3. If you have little or even no credit, ask a relative, spouse, significant other, lover, or parent to add you as an authorized user to one of their accounts. This will add additional credit history to your credit report (and the act of adding an authorized user to an account is usually as easy as a phone call and generally does not require any type of approval or credit inquiry).

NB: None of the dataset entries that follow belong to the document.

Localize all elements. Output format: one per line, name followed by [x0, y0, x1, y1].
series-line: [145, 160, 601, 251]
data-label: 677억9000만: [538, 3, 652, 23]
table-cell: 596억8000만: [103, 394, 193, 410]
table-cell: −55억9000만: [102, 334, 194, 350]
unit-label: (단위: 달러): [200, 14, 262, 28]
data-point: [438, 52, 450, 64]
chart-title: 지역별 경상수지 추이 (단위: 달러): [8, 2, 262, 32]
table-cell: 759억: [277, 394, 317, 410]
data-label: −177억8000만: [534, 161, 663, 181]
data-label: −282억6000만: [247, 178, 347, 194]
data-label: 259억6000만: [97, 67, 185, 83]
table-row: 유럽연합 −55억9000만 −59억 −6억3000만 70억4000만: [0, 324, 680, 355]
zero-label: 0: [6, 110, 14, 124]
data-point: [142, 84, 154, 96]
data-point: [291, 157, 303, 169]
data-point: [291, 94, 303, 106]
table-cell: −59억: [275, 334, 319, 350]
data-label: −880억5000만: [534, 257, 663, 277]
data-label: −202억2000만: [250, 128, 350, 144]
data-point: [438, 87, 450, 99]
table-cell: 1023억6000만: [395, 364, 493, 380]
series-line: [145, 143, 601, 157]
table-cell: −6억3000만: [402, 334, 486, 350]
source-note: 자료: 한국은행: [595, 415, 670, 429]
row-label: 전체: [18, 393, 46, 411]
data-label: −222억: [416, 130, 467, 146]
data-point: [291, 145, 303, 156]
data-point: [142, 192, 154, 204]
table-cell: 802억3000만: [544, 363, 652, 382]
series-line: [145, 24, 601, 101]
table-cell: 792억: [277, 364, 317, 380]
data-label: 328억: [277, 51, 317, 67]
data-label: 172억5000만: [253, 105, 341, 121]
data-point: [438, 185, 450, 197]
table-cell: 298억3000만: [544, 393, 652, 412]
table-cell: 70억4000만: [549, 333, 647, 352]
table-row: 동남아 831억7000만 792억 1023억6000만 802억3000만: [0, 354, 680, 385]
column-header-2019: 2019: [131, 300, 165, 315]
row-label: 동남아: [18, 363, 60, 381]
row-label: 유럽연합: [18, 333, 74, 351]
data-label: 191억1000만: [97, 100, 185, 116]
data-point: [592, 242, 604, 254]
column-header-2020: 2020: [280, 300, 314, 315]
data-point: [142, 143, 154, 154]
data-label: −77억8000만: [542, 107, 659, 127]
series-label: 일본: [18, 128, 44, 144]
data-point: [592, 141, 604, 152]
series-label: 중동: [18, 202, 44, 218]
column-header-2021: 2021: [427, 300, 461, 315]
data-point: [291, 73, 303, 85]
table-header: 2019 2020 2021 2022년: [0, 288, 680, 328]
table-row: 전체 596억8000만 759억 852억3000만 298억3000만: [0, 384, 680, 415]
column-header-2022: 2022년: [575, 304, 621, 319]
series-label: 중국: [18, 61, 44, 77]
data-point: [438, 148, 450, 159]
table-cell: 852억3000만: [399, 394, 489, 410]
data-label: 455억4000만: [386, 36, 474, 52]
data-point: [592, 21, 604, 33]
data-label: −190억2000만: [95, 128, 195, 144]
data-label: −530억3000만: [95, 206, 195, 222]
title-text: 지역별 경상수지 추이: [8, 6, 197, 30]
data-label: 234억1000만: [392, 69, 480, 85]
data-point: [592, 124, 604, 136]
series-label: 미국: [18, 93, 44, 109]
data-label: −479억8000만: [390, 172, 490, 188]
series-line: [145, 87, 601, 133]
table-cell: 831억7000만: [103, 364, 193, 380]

Speaking of credit inquiries . . . credit inquiries (or the number of times you have had your credit pulled) does have an affect on your credit score. BUT, it is almost never the top thing affecting someone’s credit rating. In the grand scheme, or let me re-phrase that, in the grand-matrix of credit scoring, the credit model has to assume that an excessive number of inquiries means one of two things: either, one, the person continues to apply and get turned down for credit (and has to have more and more and more people pull their credit) or, two, they are desperate for credit and are looking to open up multiple accounts (to borrower as much as they can). If you are shopping for a mortgage, you need to have someone pull your credit as early in the process as possible. Waiting until the last minute to have your credit pulled (for fear of losing 4 or 5 points) makes very little sense (for too many reasons to go into here). However, once you have had one mortgage broker pull your credit and you know your credit rating, it is usually not necessary to have anyone else pull your credit until you are ready to move forward (to lock-in your rate, complete an application, etc.) If the mortgage person you are talking with will not or does not give you your credit rating, it is probably because they are afraid you will use that information to shop for a mortgage. And usually those people are afraid for a good reason.
4. A few points may make a HUGE difference . . . or it may make NO difference at all. Credit scores generally range from 400 to 850. In the mortgage world, a 660 credit score is considered average, 700 is considered excellent and anything below 580 is somewhere between difficult and very-difficult to get financing. At a credit score in the lower tiers (580 to 660), every point counts. On mortgage financing, the products available and the interest rate you may be able to qualify for is driven (partly) off of your credit score — and almost all 1st mortgage products have guideline minimums such as 580, 600, 620, 640, 660 or 680. On 2nd mortgage financing products, the credit score can be even more important. However, in most situations, at the higher tier of the credit scores (720+), there is absolutely no difference between a 720 credit score and an 820 credit score. Both are considered great credit and both are able to get the best rate and best terms for financing.
And as far as your credit and your credit score . . . you can take my advice or leave it . . . but remember (in the wise-words of Morpheus) ” . . . I can only show you the door. You’re the one that has to walk through it.” (Sometimes I even make my own self laugh — where do I come up with this stuff??)